Nonetheless, it’s unfortunate that there are no accompanying explanations or notes for the coding in V-Dem’s data series, which would have been a useful aid in this situation.

A related matter is how the V-Dem Liberal democracy index stacks up against the other main sources of democracy data, specifically the Polity IV database produced by Systemic Peace Institute and the Freedom of the World publication from Freedom House. Fortunately, the V-Dem downloadable content includes these too so it’s easy to compare:

compare

The first graph is the V-Dem data, where I’m now showing both the main Liberal Democracy (LD) Index, as well as its two components, Electoral Democracy (ED) Index (aka polyarchy) and “Liberal component”. The former is the polyarchy series described in the previous post, and the latter is the part that focuses on to what extent is the liberal principle of democracy achieved (see the V-Dem codebook for details).
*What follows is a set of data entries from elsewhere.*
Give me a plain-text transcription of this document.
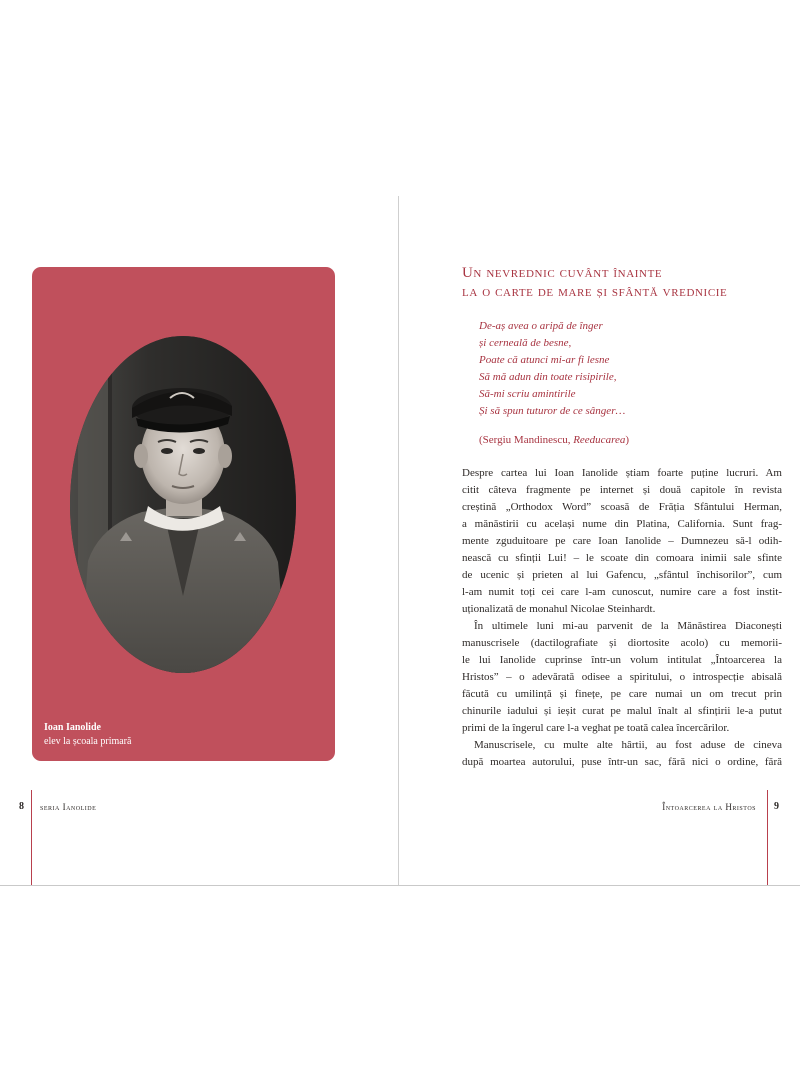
Ioan Ianolide
elev la școala primară
8 seria Ianolide
Un nevrednic cuvânt înainte
la o carte de mare și sfântă vrednicie
De-aș avea o aripă de înger
și cerneală de besne,
Poate că atunci mi-ar fi lesne
Să mă adun din toate risipirile,
Să-mi scriu amintirile
Și să spun tuturor de ce sânger…
(Sergiu Mandinescu, Reeducarea)
Despre cartea lui Ioan Ianolide știam foarte puține lucruri. Am
citit câteva fragmente pe internet și două capitole în revista
creștină „Orthodox Word” scoasă de Frăția Sfântului Herman,
a mănăstirii cu același nume din Platina, California. Sunt frag-
mente zguduitoare pe care Ioan Ianolide – Dumnezeu să-l odih-
nească cu sfinții Lui! – le scoate din comoara inimii sale sfinte
de ucenic și prieten al lui Gafencu, „sfântul închisorilor”, cum
l-am numit toți cei care l-am cunoscut, numire care a fost instit-
uționalizată de monahul Nicolae Steinhardt.
În ultimele luni mi-au parvenit de la Mănăstirea Diaconești
manuscrisele (dactilografiate și diortosite acolo) cu memorii-
le lui Ianolide cuprinse într-un volum intitulat „Întoarcerea la
Hristos” – o adevărată odisee a spiritului, o introspecție abisală
făcută cu umilință și finețe, pe care numai un om trecut prin
chinurile iadului și ieșit curat pe malul înalt al sfințirii le-a putut
primi de la îngerul care l-a veghat pe toată calea încercărilor.
Manuscrisele, cu multe alte hârtii, au fost aduse de cineva
după moartea autorului, puse într-un sac, fără nici o ordine, fără
Întoarcerea la Hristos 9
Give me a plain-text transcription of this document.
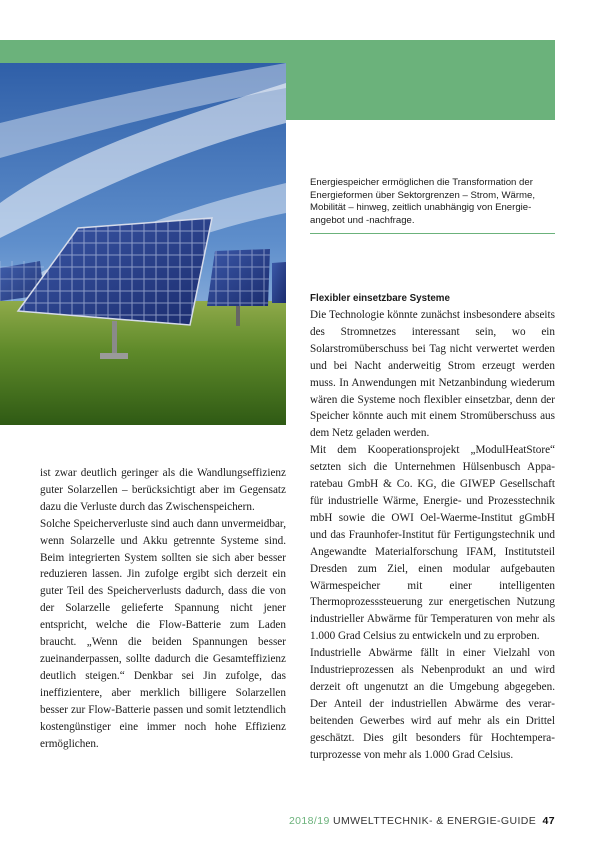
Energiespeicher ermöglichen die Transformation der Energieformen über Sektorgrenzen – Strom, Wärme, Mobilität – hinweg, zeitlich unabhängig von Energieangebot und -nachfrage.

ist zwar deutlich geringer als die Wandlungseffizienz guter Solarzellen – berücksichtigt aber im Gegensatz dazu die Verluste durch das Zwischenspeichern.

Solche Speicherverluste sind auch dann unvermeidbar, wenn Solarzelle und Akku getrennte Systeme sind. Beim integrierten System sollten sie sich aber besser reduzieren lassen. Jin zufolge ergibt sich derzeit ein guter Teil des Speicherverlusts dadurch, dass die von der Solarzelle gelieferte Spannung nicht jener entspricht, welche die Flow-Batterie zum Laden braucht. „Wenn die beiden Spannungen besser zueinanderpassen, sollte dadurch die Gesamteffizienz deutlich steigen.“ Denkbar sei Jin zufolge, das ineffizientere, aber merklich billigere Solarzellen besser zur Flow-Batterie passen und somit letztendlich kostengünstiger eine immer noch hohe Effizienz ermöglichen.

Flexibler einsetzbare Systeme

Die Technologie könnte zunächst insbesondere abseits des Stromnetzes interessant sein, wo ein Solarstromüberschuss bei Tag nicht verwertet werden und bei Nacht anderweitig Strom erzeugt werden muss. In Anwendungen mit Netzanbindung wiederum wären die Systeme noch flexibler einsetzbar, denn der Speicher könnte auch mit einem Stromüberschuss aus dem Netz geladen werden.

Mit dem Kooperationsprojekt „ModulHeatStore“ setzten sich die Unternehmen Hülsenbusch Apparatebau GmbH & Co. KG, die GIWEP Gesellschaft für industrielle Wärme, Energie- und Prozesstechnik mbH sowie die OWI Oel-Waerme-Institut gGmbH und das Fraunhofer-Institut für Fertigungstechnik und Angewandte Materialforschung IFAM, Institutsteil Dresden zum Ziel, einen modular aufgebauten Wärmespeicher mit einer intelligenten Thermoprozesssteuerung zur energetischen Nutzung industrieller Abwärme für Temperaturen von mehr als 1.000 Grad Celsius zu entwickeln und zu erproben.

Industrielle Abwärme fällt in einer Vielzahl von Industrieprozessen als Nebenprodukt an und wird derzeit oft ungenutzt an die Umgebung abgegeben. Der Anteil der industriellen Abwärme des verarbeitenden Gewerbes wird auf mehr als ein Drittel geschätzt. Dies gilt besonders für Hochtemperaturprozesse von mehr als 1.000 Grad Celsius.

2018/19 UMWELTTECHNIK- & ENERGIE-GUIDE 47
The reason why the LD index is rising during the 1990s is mostly because the ED index is rising (consistent with the reforms mentioned above). The liberal component is however rahter flat during most of the 90s. After the coming to power of the AKP they have roughly the same trend, although the liberal component lags one or two years.
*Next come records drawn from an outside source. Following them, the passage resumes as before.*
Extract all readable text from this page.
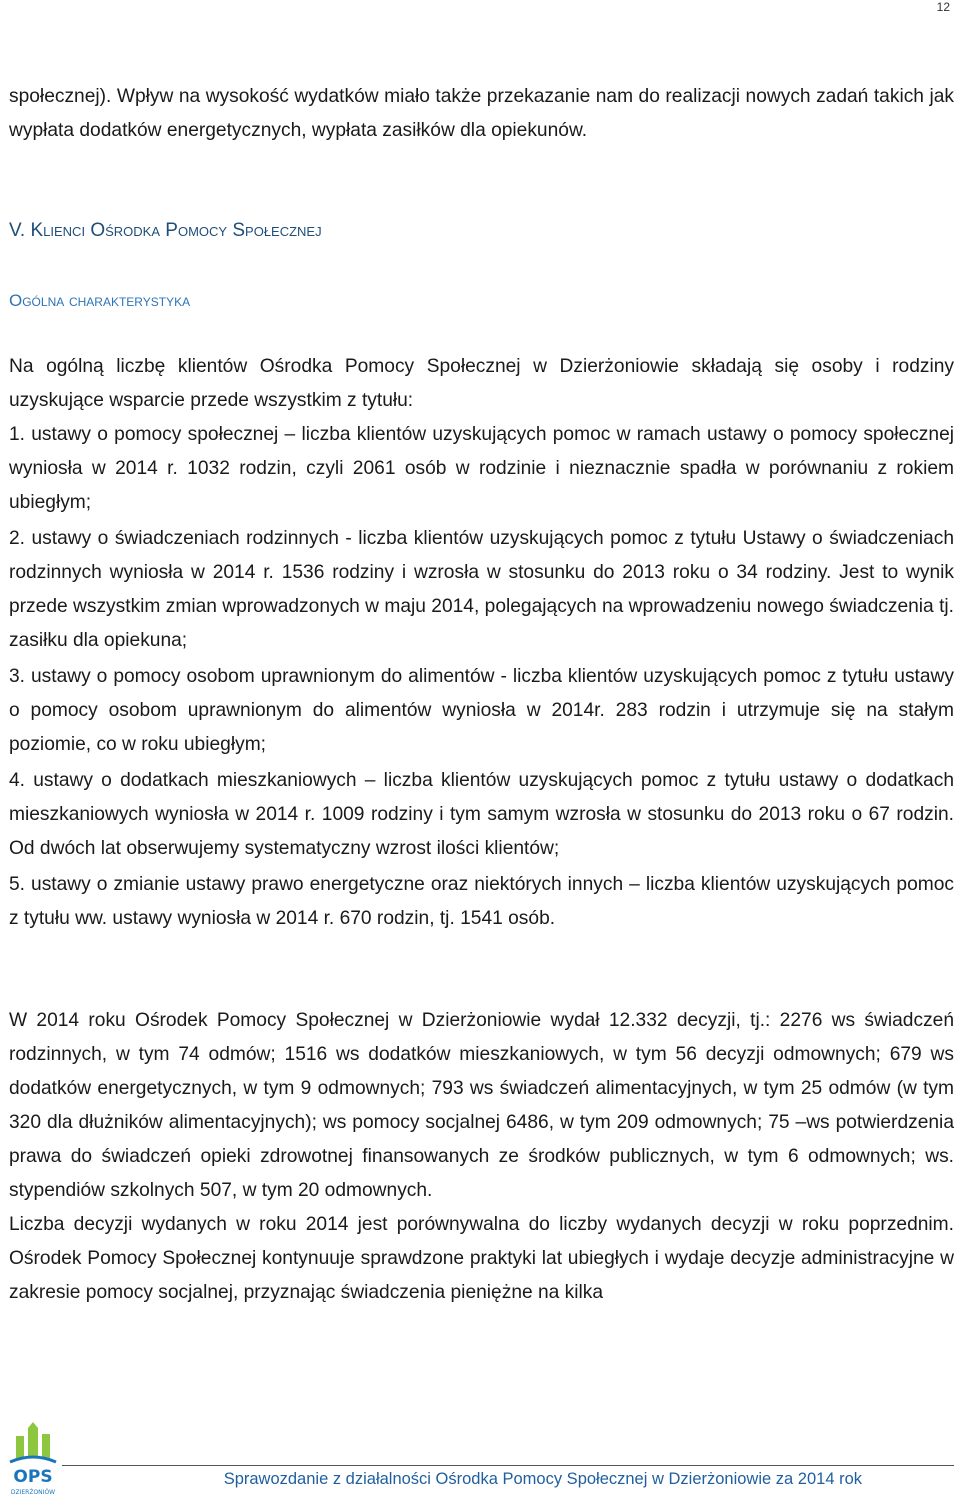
12

społecznej). Wpływ na wysokość wydatków miało także przekazanie nam do realizacji nowych zadań takich jak wypłata dodatków energetycznych, wypłata zasiłków dla opiekunów.

V. Klienci Ośrodka Pomocy Społecznej
Ogólna charakterystyka

Na ogólną liczbę klientów Ośrodka Pomocy Społecznej w Dzierżoniowie składają się osoby i rodziny uzyskujące wsparcie przede wszystkim z tytułu:

1. ustawy o pomocy społecznej – liczba klientów uzyskujących pomoc w ramach ustawy o pomocy społecznej wyniosła w 2014 r. 1032 rodzin, czyli 2061 osób w rodzinie i nieznacznie spadła w porównaniu z rokiem ubiegłym;
2. ustawy o świadczeniach rodzinnych - liczba klientów uzyskujących pomoc z tytułu Ustawy o świadczeniach rodzinnych wyniosła w 2014 r. 1536 rodziny i wzrosła w stosunku do 2013 roku o 34 rodziny. Jest to wynik przede wszystkim zmian wprowadzonych w maju 2014, polegających na wprowadzeniu nowego świadczenia tj. zasiłku dla opiekuna;
3. ustawy o pomocy osobom uprawnionym do alimentów - liczba klientów uzyskujących pomoc z tytułu ustawy o pomocy osobom uprawnionym do alimentów wyniosła w 2014r. 283 rodzin i utrzymuje się na stałym poziomie, co w roku ubiegłym;
4. ustawy o dodatkach mieszkaniowych – liczba klientów uzyskujących pomoc z tytułu ustawy o dodatkach mieszkaniowych wyniosła w 2014 r. 1009 rodziny i tym samym wzrosła w stosunku do 2013 roku o 67 rodzin. Od dwóch lat obserwujemy systematyczny wzrost ilości klientów;
5. ustawy o zmianie ustawy prawo energetyczne oraz niektórych innych – liczba klientów uzyskujących pomoc z tytułu ww. ustawy wyniosła w 2014 r. 670 rodzin, tj. 1541 osób.

W 2014 roku Ośrodek Pomocy Społecznej w Dzierżoniowie wydał 12.332 decyzji, tj.: 2276 ws świadczeń rodzinnych, w tym 74 odmów; 1516 ws dodatków mieszkaniowych, w tym 56 decyzji odmownych; 679 ws dodatków energetycznych, w tym 9 odmownych; 793 ws świadczeń alimentacyjnych, w tym 25 odmów (w tym 320 dla dłużników alimentacyjnych); ws pomocy socjalnej 6486, w tym 209 odmownych; 75 –ws potwierdzenia prawa do świadczeń opieki zdrowotnej finansowanych ze środków publicznych, w tym 6 odmownych; ws. stypendiów szkolnych 507, w tym 20 odmownych.

Liczba decyzji wydanych w roku 2014 jest porównywalna do liczby wydanych decyzji w roku poprzednim. Ośrodek Pomocy Społecznej kontynuuje sprawdzone praktyki lat ubiegłych i wydaje decyzje administracyjne w zakresie pomocy socjalnej, przyznając świadczenia pieniężne na kilka

OPS
DZIERŻONIÓW
Sprawozdanie z działalności Ośrodka Pomocy Społecznej w Dzierżoniowie za 2014 rok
The middle graph shows Polity data, the combined Polity score which runs from -10 (most autocratic) to 10 (most democratic) and is made up of two subscores, one measuring democracy and the other measuring autocracy (see here for details). First of all, Polity considers Turkey a near-perfect democracy with a score of 9 in 2012. Second, it cannot explain how the EU thinks Turkey is democratic enough to become an EU candidate in 1989 but is democratic enough for it in 1999 (the levels of democracy are identical in the two years). Third, the coming to power of AKP had no effect on Turkey’s democratic institutions until a small positive jump occurs in 2011, incidentally the same year OSCE found that Turkey had 57 journalists in jail, “apparently more than any other country.” Frankly, this result from Polity looks rather awkward when one compares with alternative sources.
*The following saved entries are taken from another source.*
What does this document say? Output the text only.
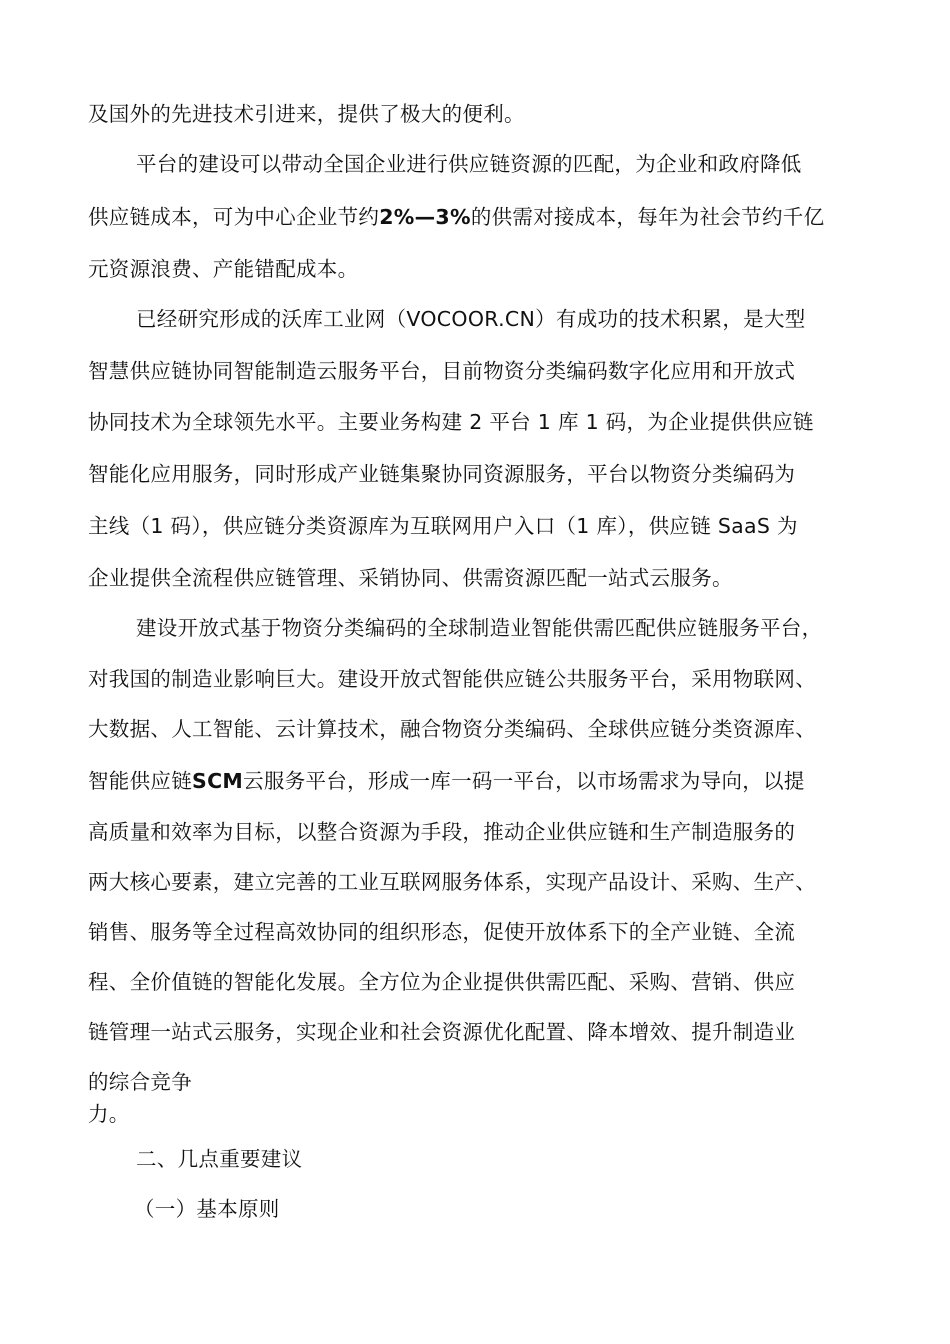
及国外的先进技术引进来，提供了极大的便利。
平台的建设可以带动全国企业进行供应链资源的匹配，为企业和政府降低
供应链成本，可为中心企业节约2%—3%的供需对接成本，每年为社会节约千亿
元资源浪费、产能错配成本。
已经研究形成的沃库工业网（VOCOOR.CN）有成功的技术积累，是大型
智慧供应链协同智能制造云服务平台，目前物资分类编码数字化应用和开放式
协同技术为全球领先水平。主要业务构建 2 平台 1 库 1 码，为企业提供供应链
智能化应用服务，同时形成产业链集聚协同资源服务，平台以物资分类编码为
主线（1 码），供应链分类资源库为互联网用户入口（1 库），供应链 SaaS 为
企业提供全流程供应链管理、采销协同、供需资源匹配一站式云服务。
建设开放式基于物资分类编码的全球制造业智能供需匹配供应链服务平台，
对我国的制造业影响巨大。建设开放式智能供应链公共服务平台，采用物联网、
大数据、人工智能、云计算技术，融合物资分类编码、全球供应链分类资源库、
智能供应链SCM云服务平台，形成一库一码一平台，以市场需求为导向，以提
高质量和效率为目标，以整合资源为手段，推动企业供应链和生产制造服务的
两大核心要素，建立完善的工业互联网服务体系，实现产品设计、采购、生产、
销售、服务等全过程高效协同的组织形态，促使开放体系下的全产业链、全流
程、全价值链的智能化发展。全方位为企业提供供需匹配、采购、营销、供应
链管理一站式云服务，实现企业和社会资源优化配置、降本增效、提升制造业
的综合竞争
力。
二、几点重要建议
（一）基本原则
The lowermost graph shows the two main indicators from Freedom House, the Civil Liberties and Political Rights ratings. These ratings originate from two separate scores ranging from 0-40, and the  ratings are constructed by assigning numbers to intervals (scores 0-5 get a 7, 6-11 get 6 etc). Again, these ratings don’t explain how Turkey improved its democracy enough to become an EU candidate country between 1989 and 1999. Even more concerning, according to Freedom House, the best AKP could do in terms of civil liberties was to return in 2005 to the level Turkey enjoyed in 1989, only to fall below this level again in 2011. The Political Rights has remained the same throughout AKP’s tenure. Similar to the V-Dem, however, the 1990s shows a marked improvement along both measures, especially Political Rights (which is probably more similar to the polyarchy series from V-Dem than any of its other ones). Interestingly, Freedom House considers 1990 and 1991 the heyday of Turkish democracy in terms of Political Rights. That’s also a tad awkward.

An unfortunate methodological aspect of the Freedom House data is that it doesn’t publish the aggregate scores (from which the ratings are constructed) for as many years as the ratings. I have only been able to find this kind of data from 2005 onwards and I’ve written about this here and here. Once you start to look at the more disaggregated Freedom House data, you also start to see how some components of Turkish democracy started to recede, sometimes as early as 2006 (although the absence of pre-2005 makes it impossible to determined if the slide may have started to occur earlier than that). Thus, even when you dig deeper into the Freedom House data, the early deterioration in key components of Turkey’s democracy during AKP’s rule is quite apparent.

In summary, I find the V-Dem data a welcome contribution to an otherwise established group of datasets where there is much room for improvement, in general and for Turkey in particular. The reader should feel free to develop own preferences over which of the different series gives the more illuminating picture of democracy in Turkey over time.